Edit on github

Snowflake Security Model

Overview

The right Security model is critical to ensuring sensitive data is protected.

While Snowflake allows convenient swapping between granted roles during a single user session, datasets must be accessible to the same role in order to analyze them together. To create a seamless user experience, the user should be able to access all data required to operate using a single role. That same role may be granted to others in a users' direct team, but will differ between teams across the organization: each allowing access to their required data and environments.

In Snowflake there are three options for how security is managed as seen in the image below.

Option 1 combines the access and the users into a single role. This is what most tool documentation will tell you do to as it is "simple". You create one role and give it the permissions it needs then grant users that role.

The problem with this approach is that it is hard to scale and users either get too much or not enough access. You will find yourself repeating permissions across roles and when those permissions need to be updated you need to update them in many places. Simply put, this approach is not DRY .

In Option 2 we create more granular roles and create a hierarchical structure where Sysadmin in this case has access to everything.

While better than Option 1, this gives administrators access to data which they may not need to have. If a user needs to have access to data, they should have a role specifically for that, like an Analyst role.

Option 3

This is our recommended approach because this allows us to create granular permissions such as a role that unmasks masked data, or a role that gives access to a specific schema. We then combine those "Object" roles into "Functional" roles which are then granted to users. This allows us to have roles like Analyst and Analyst_PII with the only difference being that the latter gets an additional role that unmasks data. More importantly, the role to unmask data is defined once and used many times.

db-auth-std-e1

As shown below we create granular object roles each allowing access to a single database, schema, warehouse (compute cluster), Data classification, and region/country. We then grant the full set of required object roles to a given functional role which are in turn granted to users to allow them to query the database.

db-auth-std-e1

This approach allows clear visibility of what a given user has access to: Production or Development environments, Raw or Processed schema, PII / Non-PII, etc. Any newly required permissions can be added for a team via its user role easily, by simply granting an additional object role.

These permissions are all defined in source files which are then leveraged by a tool called Permifrost. This adds traceability to the role management process and can be run as part of the DataOps process. This process will also retain a record of who made the change, when they changed it, and their justification for granting / revoking access.

PII Access

db-auth-std-e1

In order to analyze our most secure data, we must first protect it - allowing access to those who have been appropriately trained to meet our compliance and quality standards.

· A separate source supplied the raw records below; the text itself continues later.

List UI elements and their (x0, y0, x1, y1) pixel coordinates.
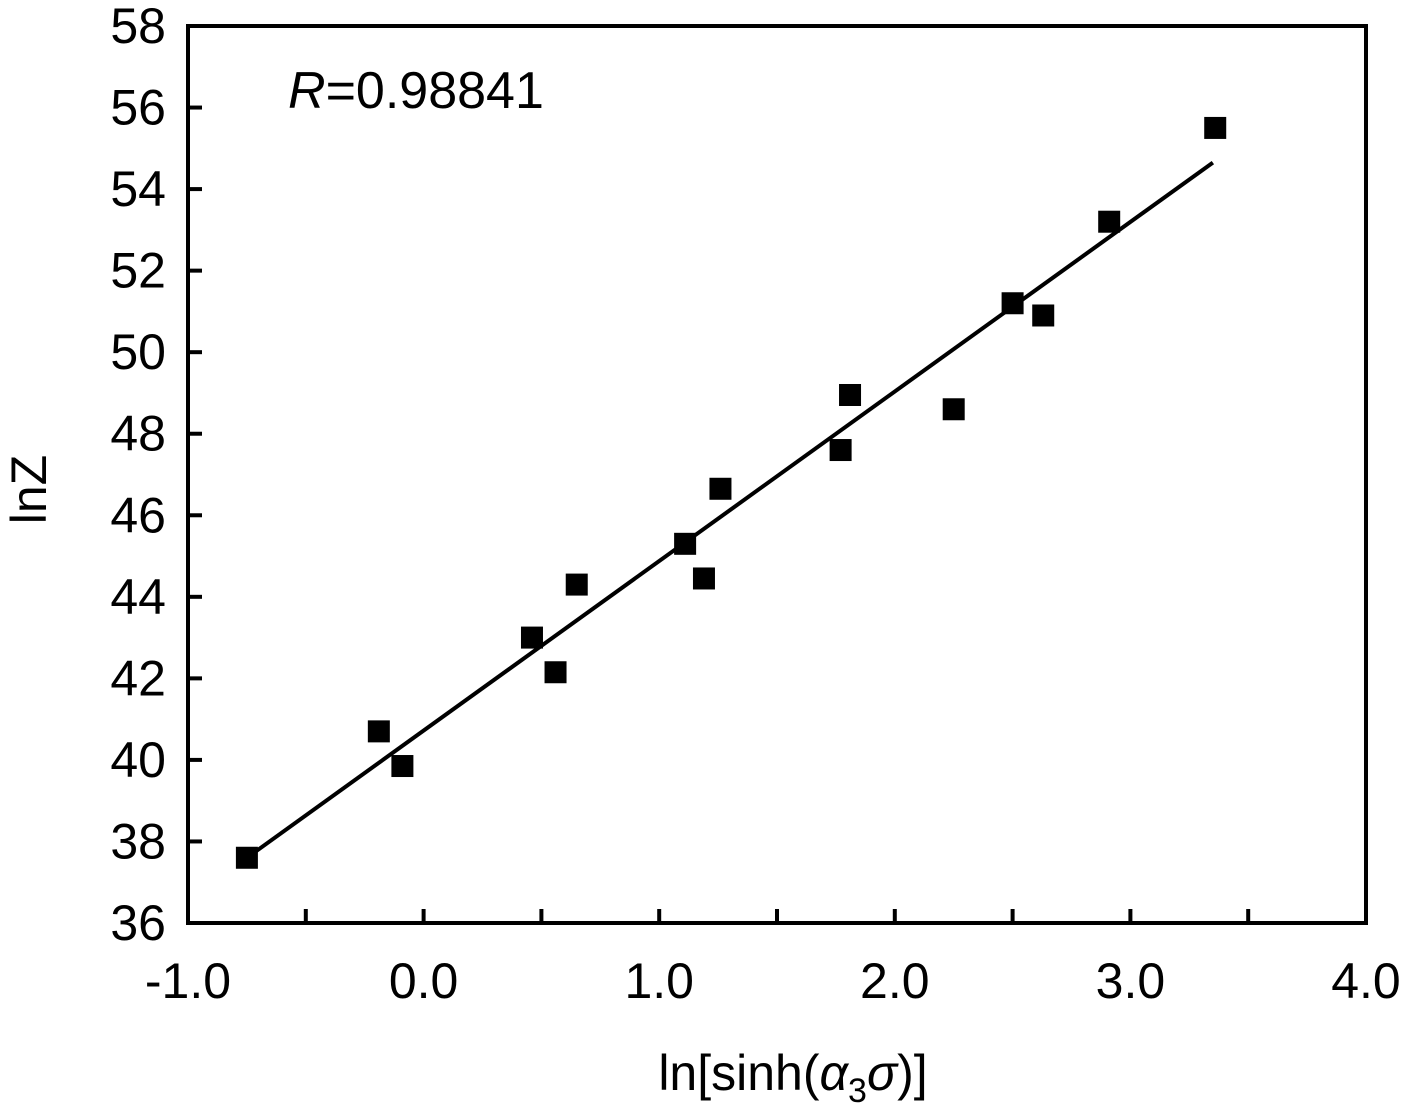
r-value-text: =0.98841 (326, 62, 544, 120)
data-point (367, 720, 390, 743)
x-tick-label: 1.0 (624, 953, 694, 1009)
y-tick-label: 50 (110, 324, 166, 380)
x-tick-label: 0.0 (389, 953, 459, 1009)
r-value-annotation: R=0.98841 (288, 62, 544, 120)
data-point (544, 661, 567, 684)
data-point (235, 846, 258, 869)
data-point (1098, 210, 1121, 233)
x-axis-title: ln[sinh(α3σ)] (658, 1045, 927, 1110)
x-title-prefix: ln[sinh( (658, 1045, 820, 1101)
y-tick-label: 52 (110, 243, 166, 299)
x-title-alpha-sub: 3 (848, 1072, 867, 1110)
y-tick-label: 40 (110, 732, 166, 788)
data-point (1001, 292, 1024, 315)
y-ticks: 36 38 40 42 44 46 48 50 52 54 56 58 (110, 0, 202, 951)
x-tick-label: -1.0 (145, 953, 231, 1009)
x-tick-label: 4.0 (1331, 953, 1401, 1009)
y-tick-label: 56 (110, 80, 166, 136)
data-point (829, 439, 852, 462)
y-tick-label: 54 (110, 161, 166, 217)
y-tick-label: 58 (110, 0, 166, 54)
y-tick-label: 36 (110, 895, 166, 951)
y-tick-label: 42 (110, 650, 166, 706)
x-ticks: -1.0 0.0 1.0 2.0 3.0 4.0 (145, 909, 1401, 1009)
data-point (692, 567, 715, 590)
data-points-layer (235, 116, 1227, 869)
y-tick-label: 44 (110, 569, 166, 625)
x-title-sigma: σ (867, 1045, 899, 1101)
data-point (520, 626, 543, 649)
x-tick-label: 2.0 (860, 953, 930, 1009)
data-point (839, 383, 862, 406)
data-point (1204, 116, 1227, 139)
data-point (391, 755, 414, 778)
data-point (565, 573, 588, 596)
x-tick-label: 3.0 (1096, 953, 1166, 1009)
fit-line (245, 160, 1215, 860)
r-variable: R (288, 62, 326, 120)
y-tick-label: 38 (110, 813, 166, 869)
fit-line-layer (245, 160, 1215, 860)
x-title-suffix: )] (897, 1045, 928, 1101)
data-point (674, 532, 697, 555)
data-point (1032, 304, 1055, 327)
y-tick-label: 48 (110, 406, 166, 462)
x-title-alpha: α (820, 1045, 850, 1101)
data-point (709, 477, 732, 500)
data-point (942, 398, 965, 421)
y-tick-label: 46 (110, 487, 166, 543)
y-axis-title: lnZ (1, 455, 57, 524)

While Snowflake allows many complex access policies, we take care to apply what is needed to meet our compliance obligations while retaining the ability to understand the data and create value for our users.

PII data is protected within marked columns by using Dynamic Masking policies: predetermined methods for protecting all or part of the data unless a certain access role is granted, which can be applied to any column in the database. This protection may be complete masking ('****') or partial masking ('*****@gmail.com', 'Martin ******'), and can use any SQL methods to determine the content of masked data to a given role.

db-auth-std-e1

In this implementation, we can mask PII data and have the ability to expand this to other sensitive data over time as required. PII and other sensitive data are then only accessible by users with a role that can unmask this data.

As developers work in their own dev schemas, any data saved to a table in their schema will contain only the level of information they are permitted access to; and will only be accessible by users of the same role. Before release of their newly developed feature, any created tables are expected to be given security configuration, protecting any derived data to the same standard as its source.